5. “Fresh faces” and “top movers” — market change monitoring
What: Kathryn described emerging capabilities: “Show me somebody who is doing SPECTs for the first time in my geography or show me a site that is ticking up at a significant pace in my geography.” Phil: “These are just right information tidbits that may otherwise generate some action on your part.”
So what: CDL wants to detect market changes, not just snapshot current state. A new SPECT biller in a territory could be a physician who just opened a private practice (immediate prospect). A site ticking up in volume could be a practice gaining referrals (growing opportunity, or a competitor gaining share). A new PET biller could signal a competitor installation (threat to respond to). Commercial claims data refreshes monthly (Medicare lags quarterly), so these change signals for commercial payers are weeks old rather than months or years old. Phil positioned this as a “home screen” feature — the first thing reps see when they log in — which means he sees market change monitoring as a daily workflow, not a periodic analysis.
Speaker credibility: Kathryn (MedScout feature), Phil (usage vision). Phil’s framing as “home screen” shows how he’d operationalize it. Scope: Both motions — applies to private practice and hospital targeting. Motion: Both.
6. CDL evaluated 4+ platforms, chose MedScout — confirmed from private practice side
What: Phil: “This one was hands down the most intuitive robust platform that we thought you guys would enjoy.” Confirmed they evaluated 4+ alternatives with Chris Baer.
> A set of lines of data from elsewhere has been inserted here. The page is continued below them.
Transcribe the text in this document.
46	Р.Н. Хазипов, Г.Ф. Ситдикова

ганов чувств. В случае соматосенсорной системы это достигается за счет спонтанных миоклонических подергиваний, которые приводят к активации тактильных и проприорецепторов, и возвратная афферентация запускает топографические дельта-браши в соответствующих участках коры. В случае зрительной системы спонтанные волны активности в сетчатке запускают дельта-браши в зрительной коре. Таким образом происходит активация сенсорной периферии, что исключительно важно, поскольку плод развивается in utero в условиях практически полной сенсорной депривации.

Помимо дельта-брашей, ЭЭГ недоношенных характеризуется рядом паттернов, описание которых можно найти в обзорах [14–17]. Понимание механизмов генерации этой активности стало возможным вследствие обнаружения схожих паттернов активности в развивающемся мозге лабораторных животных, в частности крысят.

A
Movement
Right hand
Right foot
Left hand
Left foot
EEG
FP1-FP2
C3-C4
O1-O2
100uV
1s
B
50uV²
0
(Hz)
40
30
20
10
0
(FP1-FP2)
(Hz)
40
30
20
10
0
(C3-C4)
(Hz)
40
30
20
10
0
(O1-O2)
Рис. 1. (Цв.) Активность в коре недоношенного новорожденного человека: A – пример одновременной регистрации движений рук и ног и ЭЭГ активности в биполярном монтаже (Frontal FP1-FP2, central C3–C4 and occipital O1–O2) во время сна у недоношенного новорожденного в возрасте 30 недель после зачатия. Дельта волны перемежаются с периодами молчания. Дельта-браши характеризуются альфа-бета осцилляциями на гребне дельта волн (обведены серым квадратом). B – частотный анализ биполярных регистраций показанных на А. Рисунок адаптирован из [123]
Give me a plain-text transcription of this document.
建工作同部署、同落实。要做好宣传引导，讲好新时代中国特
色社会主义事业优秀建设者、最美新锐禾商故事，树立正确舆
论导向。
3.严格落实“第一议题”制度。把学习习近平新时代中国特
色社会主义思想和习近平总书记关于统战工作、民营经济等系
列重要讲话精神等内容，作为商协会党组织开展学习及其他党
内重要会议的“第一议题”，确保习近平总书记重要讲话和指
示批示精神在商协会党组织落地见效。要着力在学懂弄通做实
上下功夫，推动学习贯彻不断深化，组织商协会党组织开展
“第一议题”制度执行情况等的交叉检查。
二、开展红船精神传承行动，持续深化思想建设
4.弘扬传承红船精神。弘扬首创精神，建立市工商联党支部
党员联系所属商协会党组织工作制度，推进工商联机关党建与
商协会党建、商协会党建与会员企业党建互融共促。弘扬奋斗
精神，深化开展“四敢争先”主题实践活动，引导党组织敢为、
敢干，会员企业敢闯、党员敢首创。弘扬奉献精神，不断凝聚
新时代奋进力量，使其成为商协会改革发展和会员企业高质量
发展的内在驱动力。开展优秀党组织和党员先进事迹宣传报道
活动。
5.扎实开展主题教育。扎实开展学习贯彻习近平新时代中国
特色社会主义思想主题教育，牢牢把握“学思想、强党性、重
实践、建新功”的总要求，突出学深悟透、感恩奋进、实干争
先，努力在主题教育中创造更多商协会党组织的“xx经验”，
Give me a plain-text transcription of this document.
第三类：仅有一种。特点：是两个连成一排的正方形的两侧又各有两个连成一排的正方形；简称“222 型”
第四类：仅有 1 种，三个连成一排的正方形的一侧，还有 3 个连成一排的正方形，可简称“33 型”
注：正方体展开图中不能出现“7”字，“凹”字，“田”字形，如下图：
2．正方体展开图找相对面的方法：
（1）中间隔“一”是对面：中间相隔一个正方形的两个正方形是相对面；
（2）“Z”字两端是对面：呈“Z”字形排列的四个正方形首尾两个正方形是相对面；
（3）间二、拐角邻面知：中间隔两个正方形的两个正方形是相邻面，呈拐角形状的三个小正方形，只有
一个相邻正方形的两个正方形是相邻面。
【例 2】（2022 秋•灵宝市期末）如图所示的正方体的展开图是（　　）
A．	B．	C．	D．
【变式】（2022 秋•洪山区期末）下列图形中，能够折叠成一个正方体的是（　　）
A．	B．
So what: Deepens the platform switch insight from 0686. CDL didn’t default to MedScout — they ran a structured evaluation with the CCO involved. “Hands down” and “most intuitive” suggest the decision wasn’t close. For the fingerprint, this tells us CDL invests in commercial data infrastructure and has sophisticated expectations about what a claims data platform should do. They’re not first-time buyers; they’re upgrading from a tool that Lynette described as powering “90% of” her heat map targeting workflow (0852) — they’re not starting from scratch.
Speaker credibility: Phil, confirmed by Chris Baer’s participation. Scope: Company-wide. Motion: Both.
Transcription Notes
- “Catherine” in the transcript likely refers to Kathryn White (MedScout CSM). Same pattern as other transcripts.
- Sean Lee confirmed as North Texas territory, Central area. He focuses on referral development — different emphasis from Doug’s prospecting-first approach.
- Doug Kissell confirmed as South Florida territory, East area. Already found MedScout on the app store before the call.
- MPFS mentioned: Medicare Physician Fee Schedule — the billing mechanism that distinguishes private practice (Part B) from hospital (facility) billing.